University of East London student Bianca Williams says she is determined to follow in the footsteps of her close friend and fellow UEL sports scholar, Aimee Willmott, by booking her place at the Rio Olympics this summer.

Swimmer Aimee has already been selected for the Games along with UEL boxer Lawrence Okolie, and track sprinter Bianca has set her sights on joining them in Brazil.

"My aim is to get selection for Rio, make the final in the 200 metres and hopefully win a medal in the relay. That will be a really good year if I can do that.

“At university, all my friends have been saying things like ‘Bianca’s going to qualify for the Olympics’. I just hope I do. It would mean a lot to me and my mum as well, thinking that her daughter has achieved so much by going to a great university and qualifying for the Olympics and probably reaching the final.

“If you go to the Olympics, no-one can ever take that away from you. It’s something that my cousins and everyone else can just look at and think, ‘You know what, I want to grow up to be like her. I want to be a sportswoman and qualify for the Olympic Games or any sort of high-level competition.’ It would be quite inspirational.”

Bianca, a double bronze medallist at the 2014 Commonwealth Games in Glasgow, has been ranked No 2 in the UK in the 200 metres for the last two seasons.

She will be hoping to secure her Rio place in the 200 metres at next month’s Olympic trials in Birmingham, where the first two women across the line will gain automatic selection. A third athlete can also be chosen at the discretion of the selectors.

The challenge for Bianca is that the women’s 200 metres is one of the competitive track events in the UK, with at least half a dozen top-class athletes chasing the three available Olympic spots, including fellow UEL student Shannon Hylton.
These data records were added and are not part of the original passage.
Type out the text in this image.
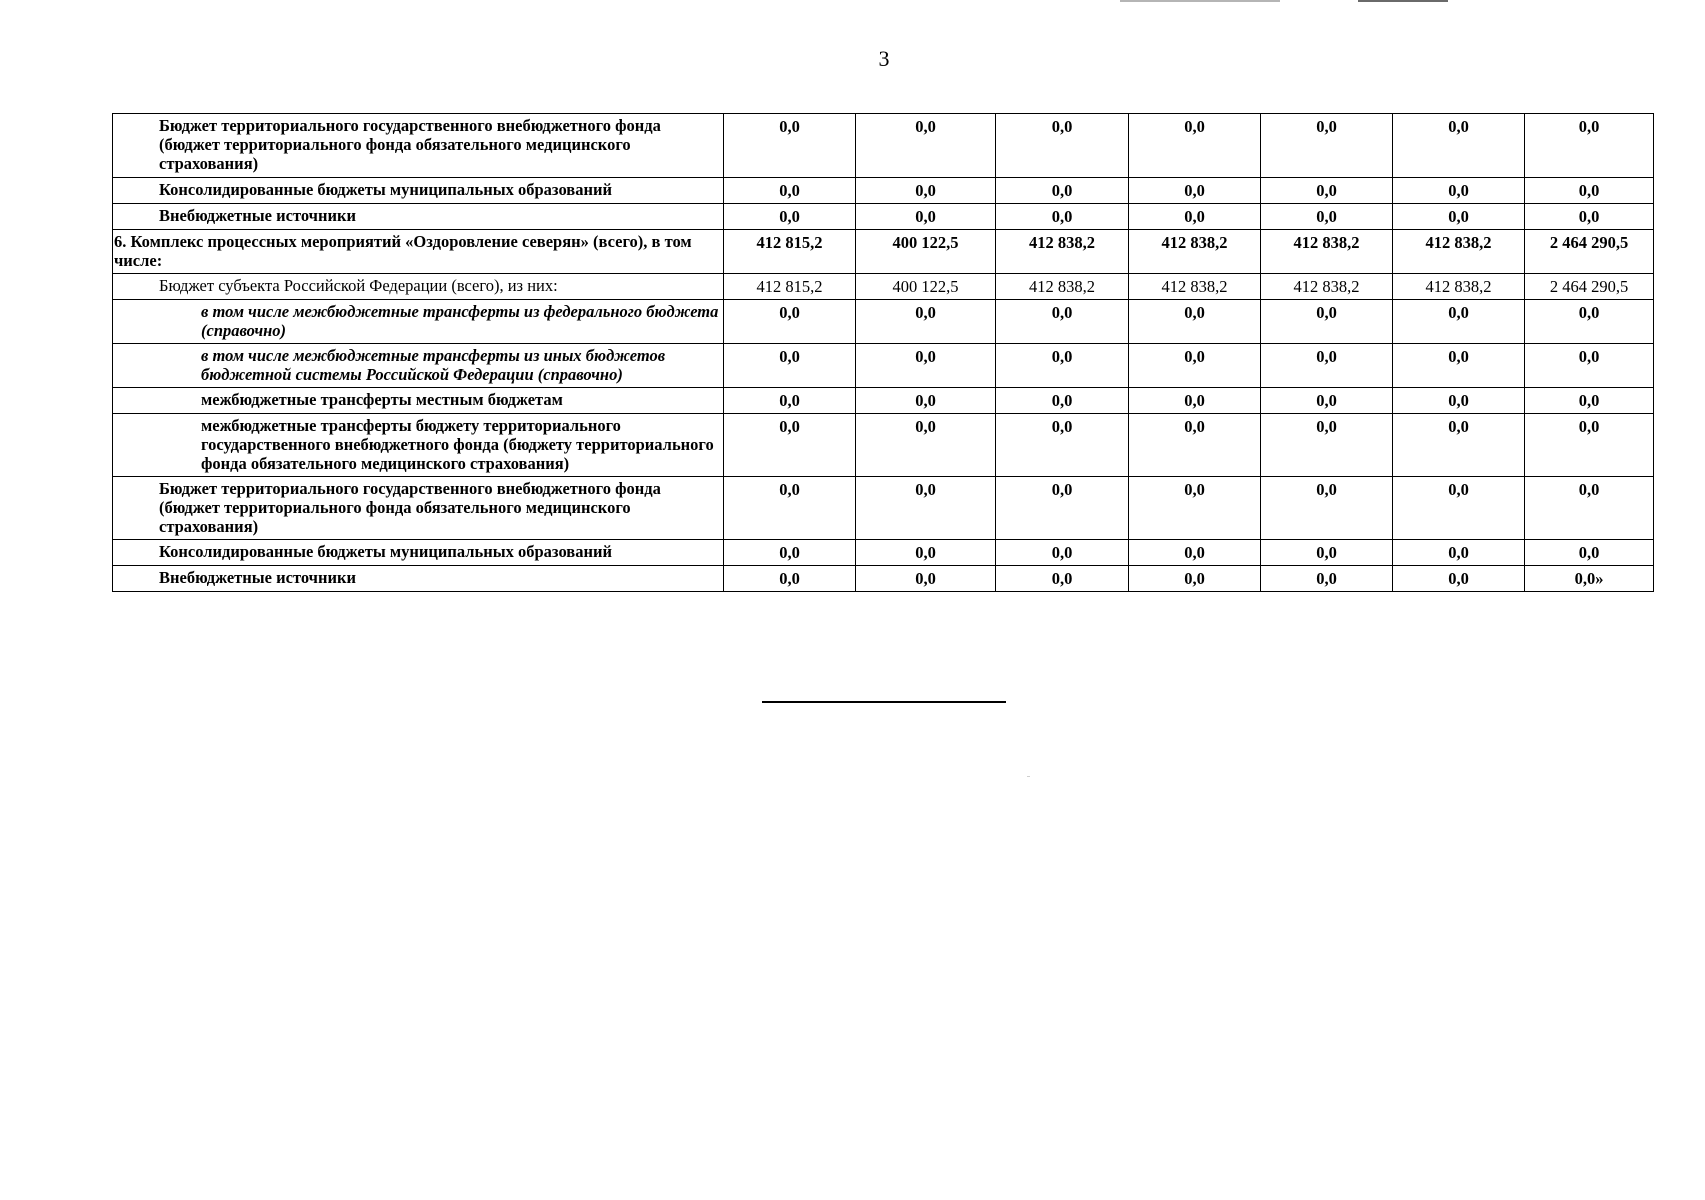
3
Бюджет территориального государственного внебюджетного фонда (бюджет территориального фонда обязательного медицинского страхования)	0,0	0,0	0,0	0,0	0,0	0,0	0,0
Консолидированные бюджеты муниципальных образований	0,0	0,0	0,0	0,0	0,0	0,0	0,0
Внебюджетные источники	0,0	0,0	0,0	0,0	0,0	0,0	0,0
6. Комплекс процессных мероприятий «Оздоровление северян» (всего), в том числе:	412 815,2	400 122,5	412 838,2	412 838,2	412 838,2	412 838,2	2 464 290,5
Бюджет субъекта Российской Федерации (всего), из них:	412 815,2	400 122,5	412 838,2	412 838,2	412 838,2	412 838,2	2 464 290,5
в том числе межбюджетные трансферты из федерального бюджета (справочно)	0,0	0,0	0,0	0,0	0,0	0,0	0,0
в том числе межбюджетные трансферты из иных бюджетов бюджетной системы Российской Федерации (справочно)	0,0	0,0	0,0	0,0	0,0	0,0	0,0
межбюджетные трансферты местным бюджетам	0,0	0,0	0,0	0,0	0,0	0,0	0,0
межбюджетные трансферты бюджету территориального государственного внебюджетного фонда (бюджету территориального фонда обязательного медицинского страхования)	0,0	0,0	0,0	0,0	0,0	0,0	0,0
Бюджет территориального государственного внебюджетного фонда (бюджет территориального фонда обязательного медицинского страхования)	0,0	0,0	0,0	0,0	0,0	0,0	0,0
Консолидированные бюджеты муниципальных образований	0,0	0,0	0,0	0,0	0,0	0,0	0,0
Внебюджетные источники	0,0	0,0	0,0	0,0	0,0	0,0	0,0»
“In the 200 metres, so many girls are running quickly,” said Bianca. “Even this year, there are about three girls who have run under 23 seconds already. It’s exciting but scary at the same time because you want to be the one to do it. But at least the competition in the 200 metres helps push us on, which is good.”

Bianca says she is also inspired by the memory of watching Adam Gemili, who graduated from UEL last year, securing his place at the London Olympics four years ago.
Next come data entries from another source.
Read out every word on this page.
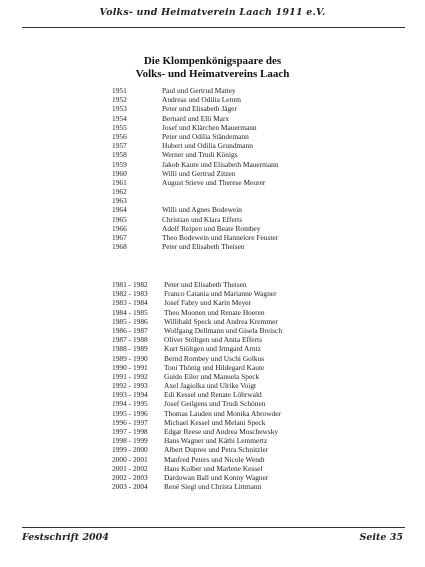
Volks- und Heimatverein Laach 1911 e.V.
Die Klompenkönigspaare des
Volks- und Heimatvereins Laach
1951	Paul und Gertrud Mattey
1952	Andreas und Odilia Lemm
1953	Peter und Elisabeth Jäger
1954	Bernard und Elli Marx
1955	Josef und Klärchen Mauermann
1956	Peter und Odilia Ständemann
1957	Hubert und Odilia Grundmann
1958	Werner und Trudi Königs
1959	Jakob Kaute und Elisabeth Mauermann
1960	Willi und Gertrud Zitzen
1961	August Stieve und Therese Meurer
1962
1963
1964	Willi und Agnes Bodewein
1965	Christian und Klara Efferts
1966	Adolf Reipen und Beate Rombey
1967	Theo Bodewein und Hannelore Feuster
1968	Peter und Elisabeth Theisen
1981 - 1982	Peter und Elisabeth Theisen
1982 - 1983	Franco Catania und Marianne Wagner
1983 - 1984	Josef Fabry und Karin Meyer
1984 - 1985	Theo Moonen und Renate Hoeren
1985 - 1986	Willibald Speck und Andrea Kremmer
1986 - 1987	Wolfgang Dellmann und Gisela Breisch
1987 - 1988	Oliver Stöltgen und Anita Efferts
1988 - 1989	Kurt Stöltgen und Irmgard Arntz
1989 - 1990	Bernd Rombey und Uschi Golkus
1990 - 1991	Toni Thönig und Hildegard Kaute
1991 - 1992	Guido Eiler und Manuela Speck
1992 - 1993	Axel Jagiolka und Ulrike Voigt
1993 - 1994	Edi Kessel und Renate Löhrwald
1994 - 1995	Josef Geilgens und Trudi Schönen
1995 - 1996	Thomas Lauden und Monika Abrowder
1996 - 1997	Michael Kessel und Melani Speck
1997 - 1998	Edgar Reese und Andrea Moschewsky
1998 - 1999	Hans Wagner und Käthi Lemmertz
1999 - 2000	Albert Dupree und Petra Schnitzler
2000 - 2001	Manfred Peters und Nicole Wendt
2001 - 2002	Hans Kolber und Marlene Kessel
2002 - 2003	Dardowan Ball und Konny Wagner
2003 - 2004	René Siegl und Christa Littmann
Festschrift 2004	Seite 35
“I remember in 2012 we had our World Junior Championships in Barcelona. I tore my hamstring before the championships but luckily I still went along with Adam Gemili.

“Then, at the senior trials, Adam qualified for the London Olympics, which was amazing to see. You just think to yourself, ‘In four years’ time, this is where I want to be’. I want to be on the start-line. I don’t want to be at home watching it on telly.”
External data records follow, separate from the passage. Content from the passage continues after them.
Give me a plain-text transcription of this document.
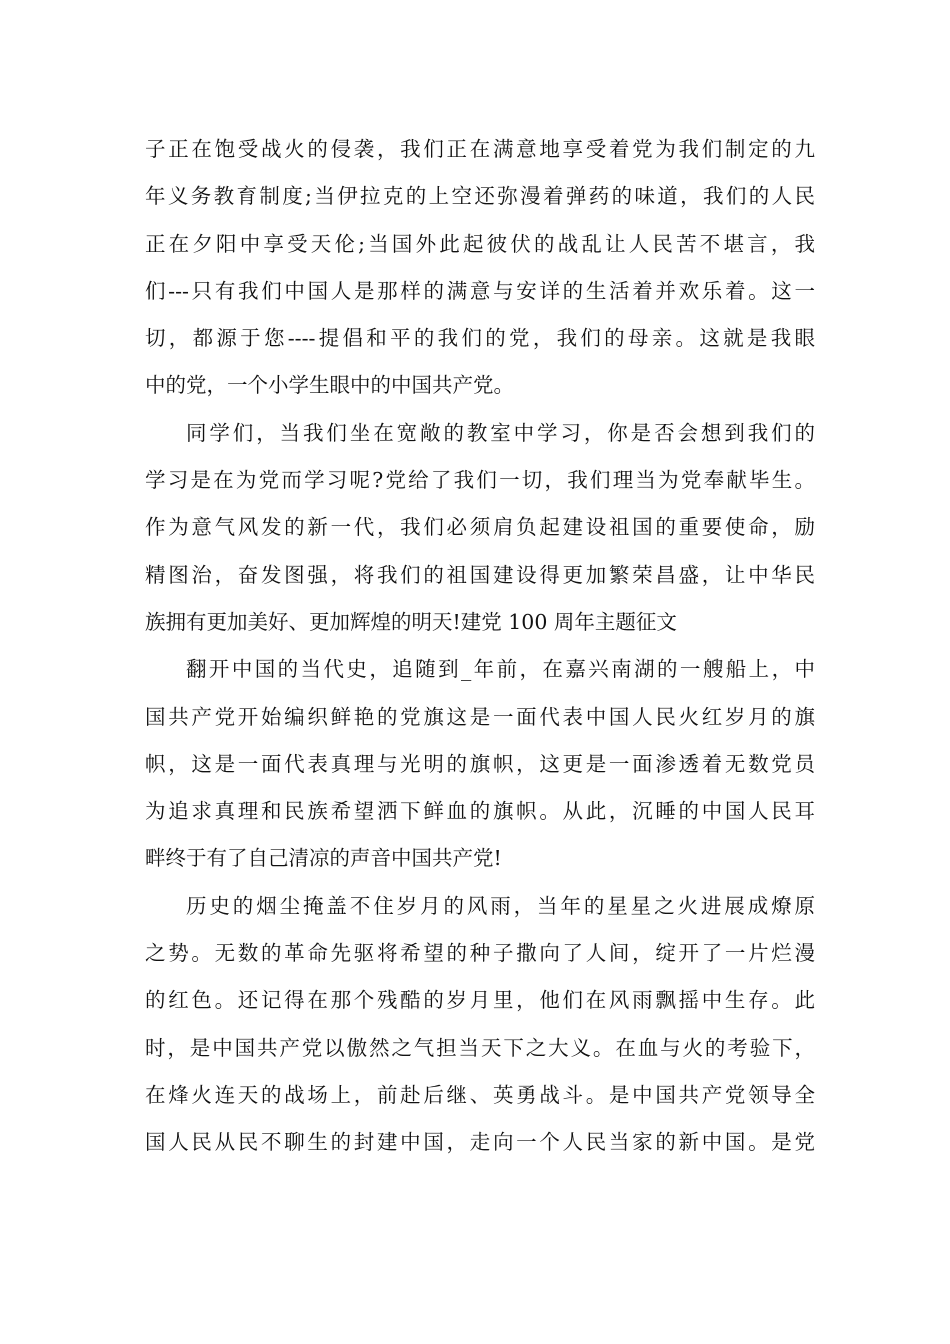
子正在饱受战火的侵袭，我们正在满意地享受着党为我们制定的九
年义务教育制度;当伊拉克的上空还弥漫着弹药的味道，我们的人民
正在夕阳中享受天伦;当国外此起彼伏的战乱让人民苦不堪言，我
们---只有我们中国人是那样的满意与安详的生活着并欢乐着。这一
切，都源于您----提倡和平的我们的党，我们的母亲。这就是我眼
中的党，一个小学生眼中的中国共产党。

同学们，当我们坐在宽敞的教室中学习，你是否会想到我们的
学习是在为党而学习呢?党给了我们一切，我们理当为党奉献毕生。
作为意气风发的新一代，我们必须肩负起建设祖国的重要使命，励
精图治，奋发图强，将我们的祖国建设得更加繁荣昌盛，让中华民
族拥有更加美好、更加辉煌的明天!建党 100 周年主题征文

翻开中国的当代史，追随到_年前，在嘉兴南湖的一艘船上，中
国共产党开始编织鲜艳的党旗这是一面代表中国人民火红岁月的旗
帜，这是一面代表真理与光明的旗帜，这更是一面渗透着无数党员
为追求真理和民族希望洒下鲜血的旗帜。从此，沉睡的中国人民耳
畔终于有了自己清凉的声音中国共产党!

历史的烟尘掩盖不住岁月的风雨，当年的星星之火进展成燎原
之势。无数的革命先驱将希望的种子撒向了人间，绽开了一片烂漫
的红色。还记得在那个残酷的岁月里，他们在风雨飘摇中生存。此
时，是中国共产党以傲然之气担当天下之大义。在血与火的考验下，
在烽火连天的战场上，前赴后继、英勇战斗。是中国共产党领导全
国人民从民不聊生的封建中国，走向一个人民当家的新中国。是党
Bianca, a final-year Sport and Exercise Science student, has had to juggle training with her studies but is full of praise for the way UEL supports its elite athletes by adopting a flexible approach to course deadlines.

“There are so many sportsmen and women at UEL that they look after like my friend, Aimee, who has just qualified for the Olympics. I’m really pleased for her and it’s great to see that," she said.

“The university allows us to achieve our goals and achieve our dreams. They’ve also helped me with my course work in allowing me to go to training camps and extend my deadlines, just so I can achieve what I need to.

“They’ve been really, really helpful. I’m just so grateful to the University, to be honest, because it would have been so much harder if I hadn’t have been getting the support.”

Bianca admits the pressures of training and studying have required a lot of sacrifice and self-discipline but says gaining a degree will rank alongside her many achievements on the track.

“The reason I chose to go to university is that sport doesn’t last for long,” she said. “God forbid, I could fall down the stairs tomorrow and really hurt myself. That could be it.

“I think having a degree is so important to fall back on. I can go into any path in sports science. I decided to go to university to have something by my name, not just sport. Someone can look at my CV and say, ‘Wow, she’s gone to university and done elite sport as well. That’s amazing’.”